Strings#

Overview#

String is a fundamental data type used to represent text, and can contain letters, numbers, symbols, and special characters. A string is a sequence of characters enclosed in either single quotes (’) or double quotes (“). They can be used to store and represent textual information, such as names, file paths, and more.

Examples:

name = "earth"
message = 'ABE for Earth Science'
address = "130 Creelman street"
path2dir = 'C:\\projects\\myproject'

Strings are immutable (i.e., they cannot be changed once they are created), but several operations are available, including concatenation, slicing, formatting, and more.

  • Concatenation

word1 = "Earth"
word2 = "Science"
concatenate = word1 + " " + word2
print(concatenate)
Earth Science
  • Slicing: This is useful to extract parts of string

# Slicing
text = "Earth Science!"
substring = text[6:13]
print(substring)
Science

Note

Slicing uses the following syntax:

sequence[start:end:step]

  • Sequence is your variable name

  • Start and end are indices where the slice starts and ends, respectively. Python counts from zero, instead of 1.

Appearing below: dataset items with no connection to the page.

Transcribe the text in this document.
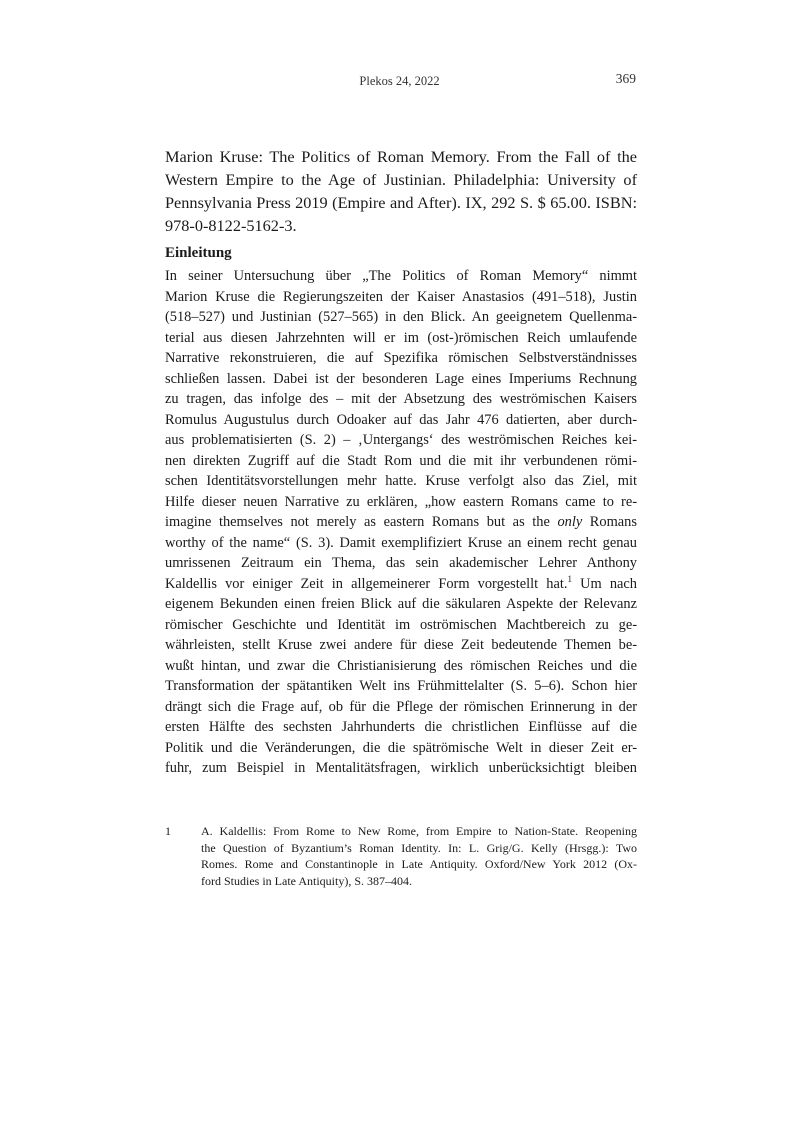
Plekos 24, 2022	369
Marion Kruse: The Politics of Roman Memory. From the Fall of the
Western Empire to the Age of Justinian. Philadelphia: University of
Pennsylvania Press 2019 (Empire and After). IX, 292 S. $ 65.00. ISBN:
978-0-8122-5162-3.
Einleitung
In seiner Untersuchung über „The Politics of Roman Memory“ nimmt
Marion Kruse die Regierungszeiten der Kaiser Anastasios (491–518), Justin
(518–527) und Justinian (527–565) in den Blick. An geeignetem Quellenma-
terial aus diesen Jahrzehnten will er im (ost-)römischen Reich umlaufende
Narrative rekonstruieren, die auf Spezifika römischen Selbstverständnisses
schließen lassen. Dabei ist der besonderen Lage eines Imperiums Rechnung
zu tragen, das infolge des – mit der Absetzung des weströmischen Kaisers
Romulus Augustulus durch Odoaker auf das Jahr 476 datierten, aber durch-
aus problematisierten (S. 2) – ‚Untergangs‘ des weströmischen Reiches kei-
nen direkten Zugriff auf die Stadt Rom und die mit ihr verbundenen römi-
schen Identitätsvorstellungen mehr hatte. Kruse verfolgt also das Ziel, mit
Hilfe dieser neuen Narrative zu erklären, „how eastern Romans came to re-
imagine themselves not merely as eastern Romans but as the only Romans
worthy of the name“ (S. 3). Damit exemplifiziert Kruse an einem recht genau
umrissenen Zeitraum ein Thema, das sein akademischer Lehrer Anthony
Kaldellis vor einiger Zeit in allgemeinerer Form vorgestellt hat.$^1$ Um nach
eigenem Bekunden einen freien Blick auf die säkularen Aspekte der Relevanz
römischer Geschichte und Identität im oströmischen Machtbereich zu ge-
währleisten, stellt Kruse zwei andere für diese Zeit bedeutende Themen be-
wußt hintan, und zwar die Christianisierung des römischen Reiches und die
Transformation der spätantiken Welt ins Frühmittelalter (S. 5–6). Schon hier
drängt sich die Frage auf, ob für die Pflege der römischen Erinnerung in der
ersten Hälfte des sechsten Jahrhunderts die christlichen Einflüsse auf die
Politik und die Veränderungen, die die spätrömische Welt in dieser Zeit er-
fuhr, zum Beispiel in Mentalitätsfragen, wirklich unberücksichtigt bleiben
1	A. Kaldellis: From Rome to New Rome, from Empire to Nation-State. Reopening
the Question of Byzantium’s Roman Identity. In: L. Grig/G. Kelly (Hrsgg.): Two
Romes. Rome and Constantinople in Late Antiquity. Oxford/New York 2012 (Ox-
ford Studies in Late Antiquity), S. 387–404.
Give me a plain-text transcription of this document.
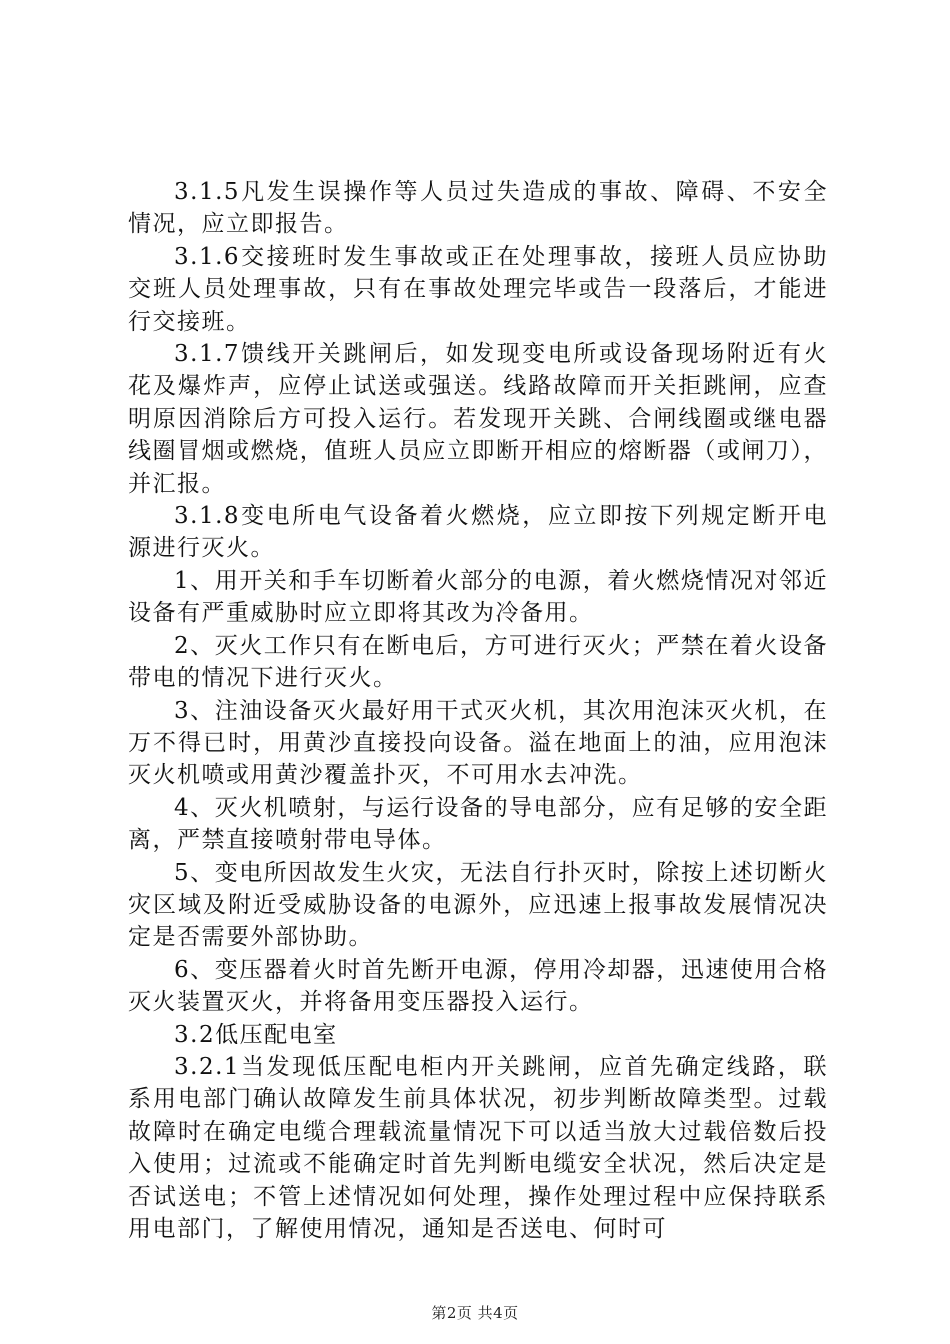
3.1.5凡发生误操作等人员过失造成的事故、障碍、不安全情况，应立即报告。

3.1.6交接班时发生事故或正在处理事故，接班人员应协助交班人员处理事故，只有在事故处理完毕或告一段落后，才能进行交接班。

3.1.7馈线开关跳闸后，如发现变电所或设备现场附近有火花及爆炸声，应停止试送或强送。线路故障而开关拒跳闸，应查明原因消除后方可投入运行。若发现开关跳、合闸线圈或继电器线圈冒烟或燃烧，值班人员应立即断开相应的熔断器（或闸刀），并汇报。

3.1.8变电所电气设备着火燃烧，应立即按下列规定断开电源进行灭火。

1、用开关和手车切断着火部分的电源，着火燃烧情况对邻近设备有严重威胁时应立即将其改为冷备用。

2、灭火工作只有在断电后，方可进行灭火；严禁在着火设备带电的情况下进行灭火。

3、注油设备灭火最好用干式灭火机，其次用泡沫灭火机，在万不得已时，用黄沙直接投向设备。溢在地面上的油，应用泡沫灭火机喷或用黄沙覆盖扑灭，不可用水去冲洗。

4、灭火机喷射，与运行设备的导电部分，应有足够的安全距离，严禁直接喷射带电导体。

5、变电所因故发生火灾，无法自行扑灭时，除按上述切断火灾区域及附近受威胁设备的电源外，应迅速上报事故发展情况决定是否需要外部协助。

6、变压器着火时首先断开电源，停用冷却器，迅速使用合格灭火装置灭火，并将备用变压器投入运行。

3.2低压配电室

3.2.1当发现低压配电柜内开关跳闸，应首先确定线路，联系用电部门确认故障发生前具体状况，初步判断故障类型。过载故障时在确定电缆合理载流量情况下可以适当放大过载倍数后投入使用；过流或不能确定时首先判断电缆安全状况，然后决定是否试送电；不管上述情况如何处理，操作处理过程中应保持联系用电部门，了解使用情况，通知是否送电、何时可

第2页 共4页
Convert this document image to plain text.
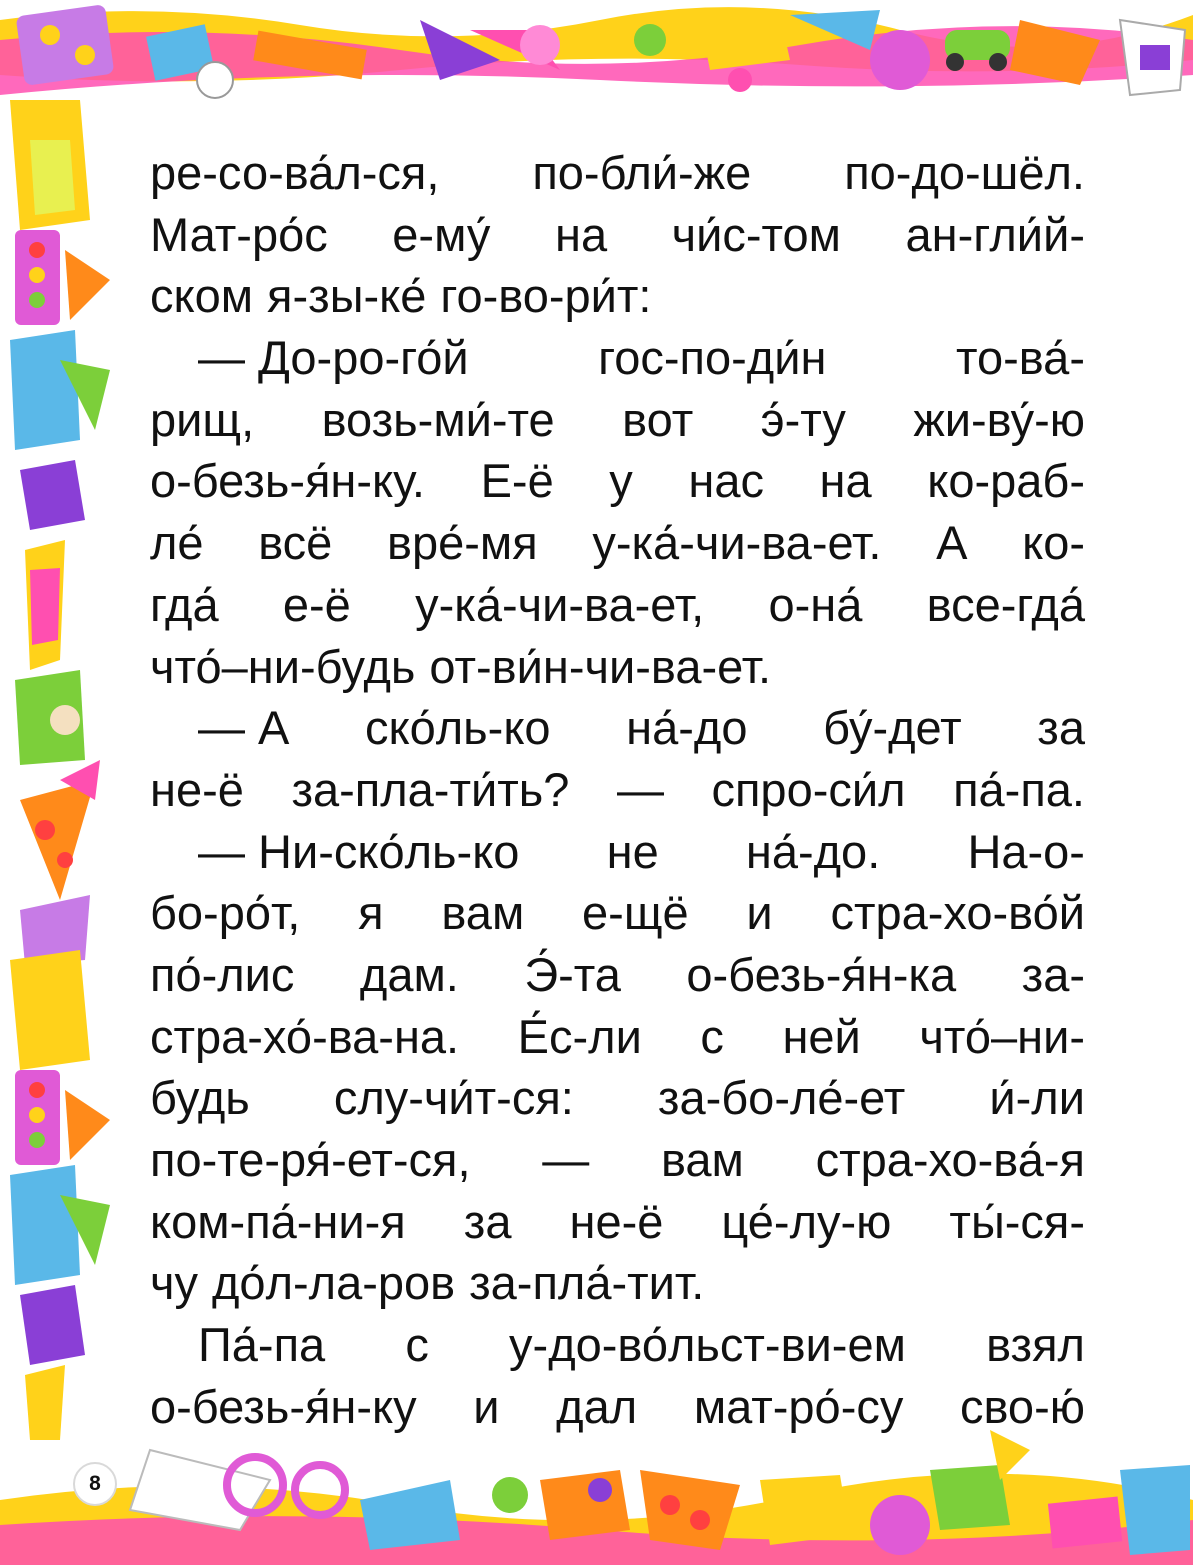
8
ре-со-ва́л-ся, по-бли́-же по-до-шёл.
Мат-ро́с е-му́ на чи́с-том ан-гли́й-
ском я-зы-ке́ го-во-ри́т:
— До-ро-го́й	гос-по-ди́н	то-ва́-
рищ, возь-ми́-те вот э́-ту жи-ву́-ю
о-безь-я́н-ку. Е-ё у нас на ко-раб-
ле́ всё вре́-мя у-ка́-чи-ва-ет. А ко-
гда́ е-ё у-ка́-чи-ва-ет, о-на́ все-гда́
что́–ни-будь от-ви́н-чи-ва-ет.
— А ско́ль-ко на́-до бу́-дет за
не-ё за-пла-ти́ть? — спро-си́л па́-па.
— Ни-ско́ль-ко не на́-до. На-о-
бо-ро́т, я вам е-щё и стра-хо-во́й
по́-лис дам. Э́-та о-безь-я́н-ка за-
стра-хо́-ва-на. Е́с-ли с ней что́–ни-
будь слу-чи́т-ся: за-бо-ле́-ет и́-ли
по-те-ря́-ет-ся, — вам стра-хо-ва́-я
ком-па́-ни-я за не-ё це́-лу-ю ты́-ся-
чу до́л-ла-ров за-пла́-тит.
Па́-па с у-до-во́льст-ви-ем взял
о-безь-я́н-ку и дал мат-ро́-су сво-ю́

  • Step is optional index that increments the step between indices

text = "Earth Science!"
print(text[0:5])
Earth
# omitting the first index, and it will start from zero
print(text[:5])
Earth
# increment in 2
print(text[0:5:2])
Erh
# get the last five characters. Note the negative sign to count backwards
print(text[:-5])
Earth Sci
  • Formatting: This is powerful way to modify system paths and filenames. The “f” prefix before the string allows you to directly embed expressions inside curly braces {} within the string. The {expressions} will be replaced with their corresponding values.

name= "Vitor"
language='Python'
info = f"My name is {name} and I'm teaching {language}"
print(info)
My name is Vitor and I'm teaching Python

String Methods#

A string method is like a function that acts on the created variable. If the variable my_name is a string, then the code my_name.lower() runs the lower() method on that string and returns the result (this idea is the foundation of Object-Oriented Programming).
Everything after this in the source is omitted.